Whether Kadyrov, a devout Muslim, truly intends to abolish the gay community in the coming weeks remains to be seen. However, one thing is clear – the repeated attempts to deny violence have only sparked further examination.
Novaya Gazeta’s shocking report has fixed a spotlight on Chechnya, at great risk to the journalists there, who are now under threat. Activists are also endangered. When demonstrators rallied at a May Day parade to protest the violence, 20 of their members were arrested by police.
Although the newspaper’s exposé did not instigate an official Russian investigation; it certainly sparked international outcry. As journalists dug for the truth, interviewing survivors and escapees, the truly horrific nature of the atrocities – electrocutions, beatings, forced confinement, starvation and even murder – came to light.
Honor killings are one of the most disturbing facets of the epidemic. Legal in many fundamentalist Muslim cultures, they have been utilized by Chechen leaders to force families of gay men to make an impossible decision.
“They tell the parents to kill their child,” one survivor who asked to remain anonymous recounted to LGBTQ Nation. “They say, ‘Either you do it or we will.’ They call it, ‘Cleaning your honor with blood.’”
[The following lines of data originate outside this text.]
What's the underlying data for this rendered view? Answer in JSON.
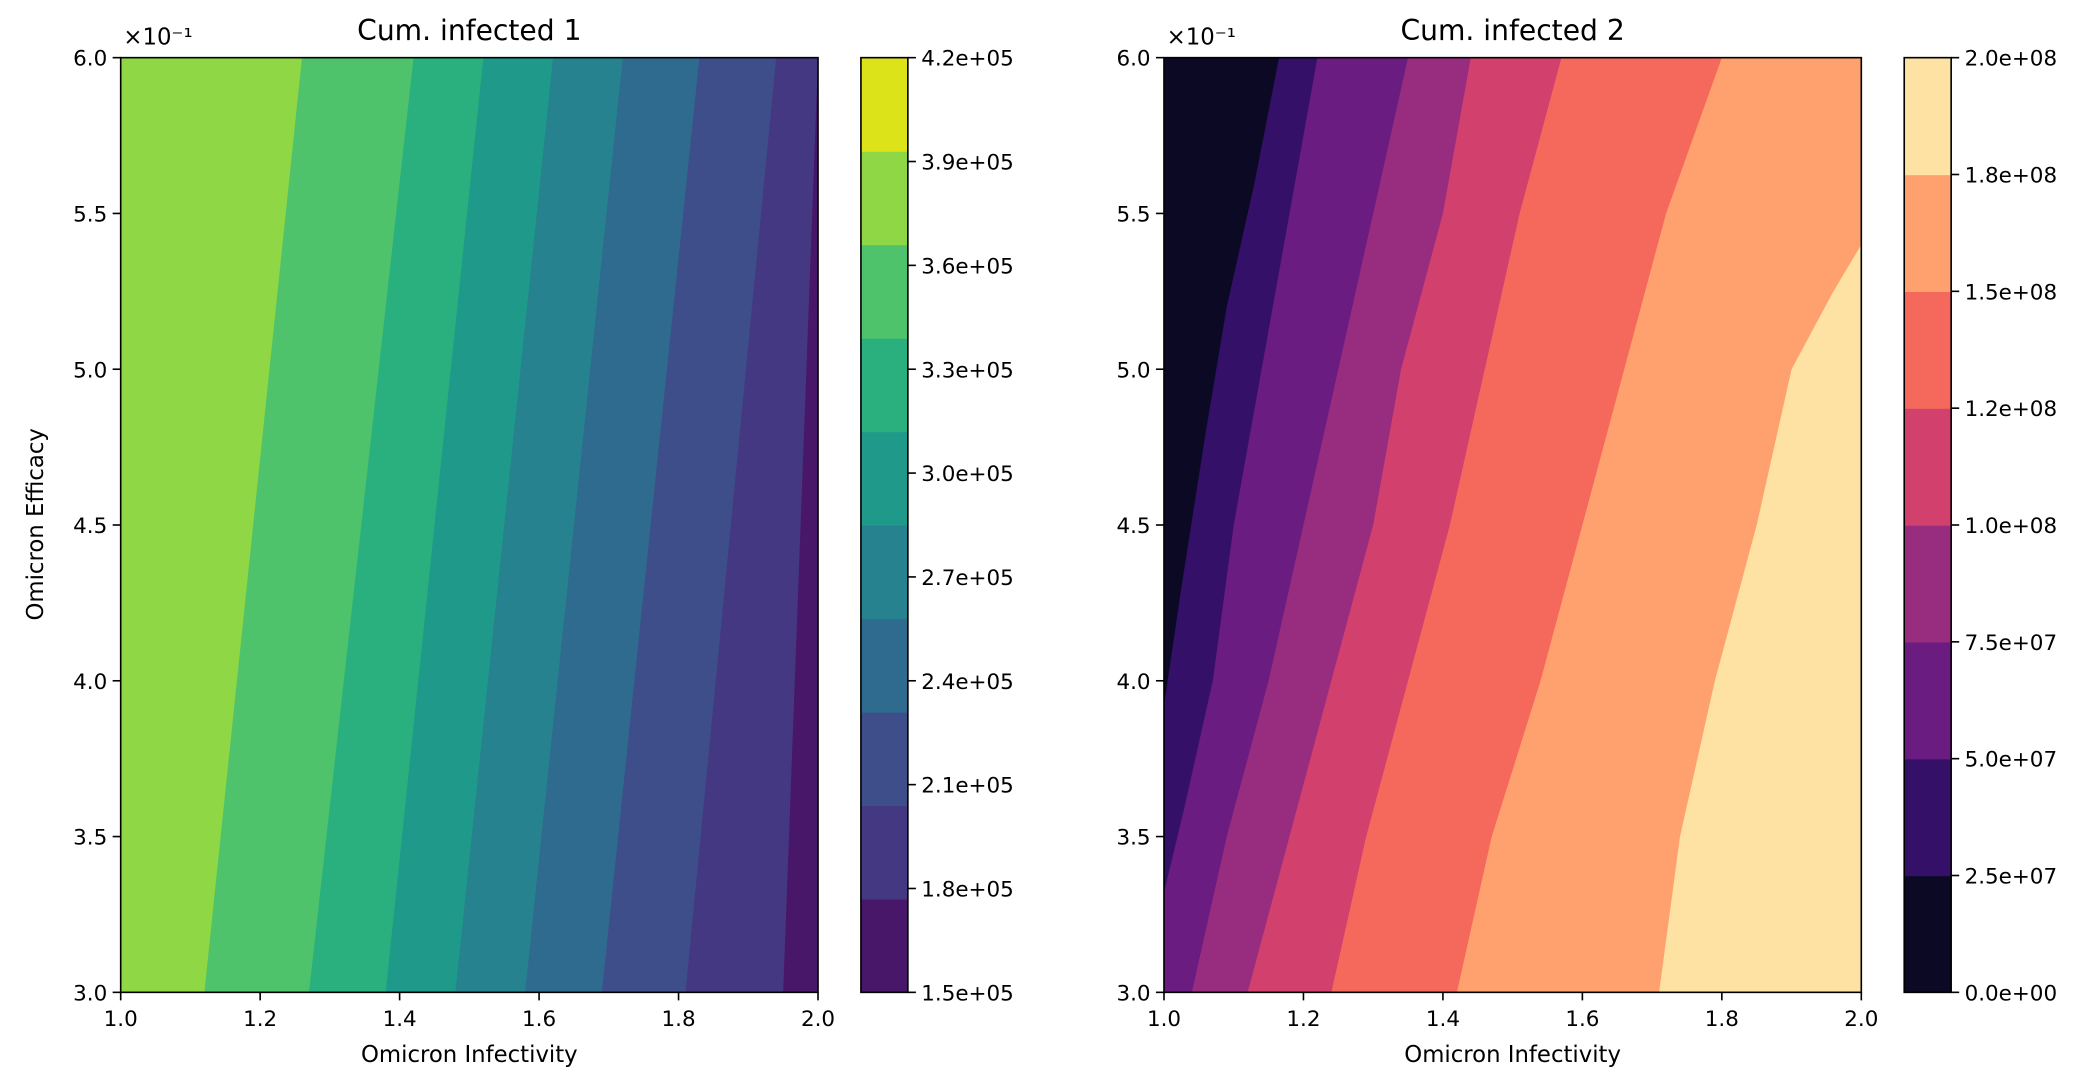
{
  "chart_data": [
    {
      "type": "heatmap",
      "subtype": "filled-contour",
      "title": "Cum. infected 1",
      "xlabel": "Omicron Infectivity",
      "ylabel": "Omicron Efficacy",
      "xlim": [
        1.0,
        2.0
      ],
      "ylim": [
        3.0,
        6.0
      ],
      "y_multiplier": "×10⁻¹",
      "xticks": [
        "1.0",
        "1.2",
        "1.4",
        "1.6",
        "1.8",
        "2.0"
      ],
      "yticks": [
        "3.0",
        "3.5",
        "4.0",
        "4.5",
        "5.0",
        "5.5",
        "6.0"
      ],
      "colormap": "viridis",
      "levels": [
        150000,
        180000,
        210000,
        240000,
        270000,
        300000,
        330000,
        360000,
        390000,
        420000
      ],
      "colorbar_ticks": [
        "1.5e+05",
        "1.8e+05",
        "2.1e+05",
        "2.4e+05",
        "2.7e+05",
        "3.0e+05",
        "3.3e+05",
        "3.6e+05",
        "3.9e+05",
        "4.2e+05"
      ],
      "level_colors": [
        "#481769",
        "#453882",
        "#3d4e8a",
        "#2f6b8e",
        "#26828e",
        "#1f9a8a",
        "#2ab07f",
        "#4ec36b",
        "#8fd744",
        "#dce319"
      ],
      "contour_boundaries": [
        {
          "level": 180000,
          "x_at_y_min": 1.95,
          "x_at_y_max": 2.0
        },
        {
          "level": 210000,
          "x_at_y_min": 1.81,
          "x_at_y_max": 1.94
        },
        {
          "level": 240000,
          "x_at_y_min": 1.69,
          "x_at_y_max": 1.83
        },
        {
          "level": 270000,
          "x_at_y_min": 1.58,
          "x_at_y_max": 1.72
        },
        {
          "level": 300000,
          "x_at_y_min": 1.48,
          "x_at_y_max": 1.62
        },
        {
          "level": 330000,
          "x_at_y_min": 1.38,
          "x_at_y_max": 1.52
        },
        {
          "level": 360000,
          "x_at_y_min": 1.27,
          "x_at_y_max": 1.42
        },
        {
          "level": 390000,
          "x_at_y_min": 1.12,
          "x_at_y_max": 1.26
        }
      ]
    },
    {
      "type": "heatmap",
      "subtype": "filled-contour",
      "title": "Cum. infected 2",
      "xlabel": "Omicron Infectivity",
      "ylabel": "",
      "xlim": [
        1.0,
        2.0
      ],
      "ylim": [
        3.0,
        6.0
      ],
      "y_multiplier": "×10⁻¹",
      "xticks": [
        "1.0",
        "1.2",
        "1.4",
        "1.6",
        "1.8",
        "2.0"
      ],
      "yticks": [
        "3.0",
        "3.5",
        "4.0",
        "4.5",
        "5.0",
        "5.5",
        "6.0"
      ],
      "colormap": "magma",
      "levels": [
        0,
        25000000,
        50000000,
        75000000,
        100000000,
        125000000,
        150000000,
        175000000,
        200000000
      ],
      "colorbar_ticks": [
        "0.0e+00",
        "2.5e+07",
        "5.0e+07",
        "7.5e+07",
        "1.0e+08",
        "1.2e+08",
        "1.5e+08",
        "1.8e+08",
        "2.0e+08"
      ],
      "level_colors": [
        "#0b0924",
        "#341069",
        "#6a1c81",
        "#982d80",
        "#d2416e",
        "#f4695c",
        "#fea16e",
        "#fde2a3"
      ],
      "contour_boundaries": [
        {
          "level": 25000000,
          "points": [
            [
              1.0,
              3.92
            ],
            [
              1.025,
              4.3
            ],
            [
              1.06,
              4.8
            ],
            [
              1.09,
              5.2
            ],
            [
              1.13,
              5.6
            ],
            [
              1.165,
              6.0
            ]
          ]
        },
        {
          "level": 50000000,
          "points": [
            [
              1.0,
              3.32
            ],
            [
              1.03,
              3.6
            ],
            [
              1.07,
              4.0
            ],
            [
              1.1,
              4.5
            ],
            [
              1.14,
              5.0
            ],
            [
              1.18,
              5.5
            ],
            [
              1.22,
              6.0
            ]
          ]
        },
        {
          "level": 75000000,
          "points": [
            [
              1.04,
              3.0
            ],
            [
              1.09,
              3.5
            ],
            [
              1.15,
              4.0
            ],
            [
              1.2,
              4.5
            ],
            [
              1.25,
              5.0
            ],
            [
              1.3,
              5.5
            ],
            [
              1.35,
              6.0
            ]
          ]
        },
        {
          "level": 100000000,
          "points": [
            [
              1.12,
              3.0
            ],
            [
              1.18,
              3.5
            ],
            [
              1.24,
              4.0
            ],
            [
              1.3,
              4.5
            ],
            [
              1.34,
              5.0
            ],
            [
              1.4,
              5.5
            ],
            [
              1.44,
              6.0
            ]
          ]
        },
        {
          "level": 125000000,
          "points": [
            [
              1.24,
              3.0
            ],
            [
              1.29,
              3.5
            ],
            [
              1.35,
              4.0
            ],
            [
              1.41,
              4.5
            ],
            [
              1.46,
              5.0
            ],
            [
              1.51,
              5.5
            ],
            [
              1.57,
              6.0
            ]
          ]
        },
        {
          "level": 150000000,
          "points": [
            [
              1.42,
              3.0
            ],
            [
              1.47,
              3.5
            ],
            [
              1.54,
              4.0
            ],
            [
              1.6,
              4.5
            ],
            [
              1.66,
              5.0
            ],
            [
              1.72,
              5.5
            ],
            [
              1.8,
              6.0
            ]
          ]
        },
        {
          "level": 175000000,
          "points": [
            [
              1.71,
              3.0
            ],
            [
              1.74,
              3.5
            ],
            [
              1.79,
              4.0
            ],
            [
              1.85,
              4.5
            ],
            [
              1.9,
              5.0
            ],
            [
              1.96,
              5.25
            ],
            [
              2.0,
              5.4
            ]
          ]
        }
      ]
    }
  ]
}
Despite censure from the U.S. and other foreign governments, Vladimir Putin has failed to condemn the Chechen “anti-gay pogrom,” as New York Times Moscow Correspondent Andrew Kramer aptly termed it.
"We've heard some very negative reports about how homosexuals are treated in Chechnya,” German Chancellor Angela Merkel said on May 2, according to CNN. “I asked Mr. Putin to use his influence to ensure the rights of such minorities.”
But Putin’s own spokesman, Dmitri Peskov has denied the evidence of targeted arrests of sexual minorities.
Although the U.S. State Department condemned the violence early on, it is unclear whether President Trump broached the subject with Putin on the two leaders’ phone call yesterday afternoon.
At this point, Russia’s string of human rights abuses is long. Last month, the Kremlin banned Jehovah’s Witnesses from the country, seizing and liquidating church buildings and supplies. Although the United States Commission on International Religious Freedom condemned the move, the network evening news shows remained mum.
The Kremlin’s stance on these issues might be expected, but the nets’ yawning is inexcusable.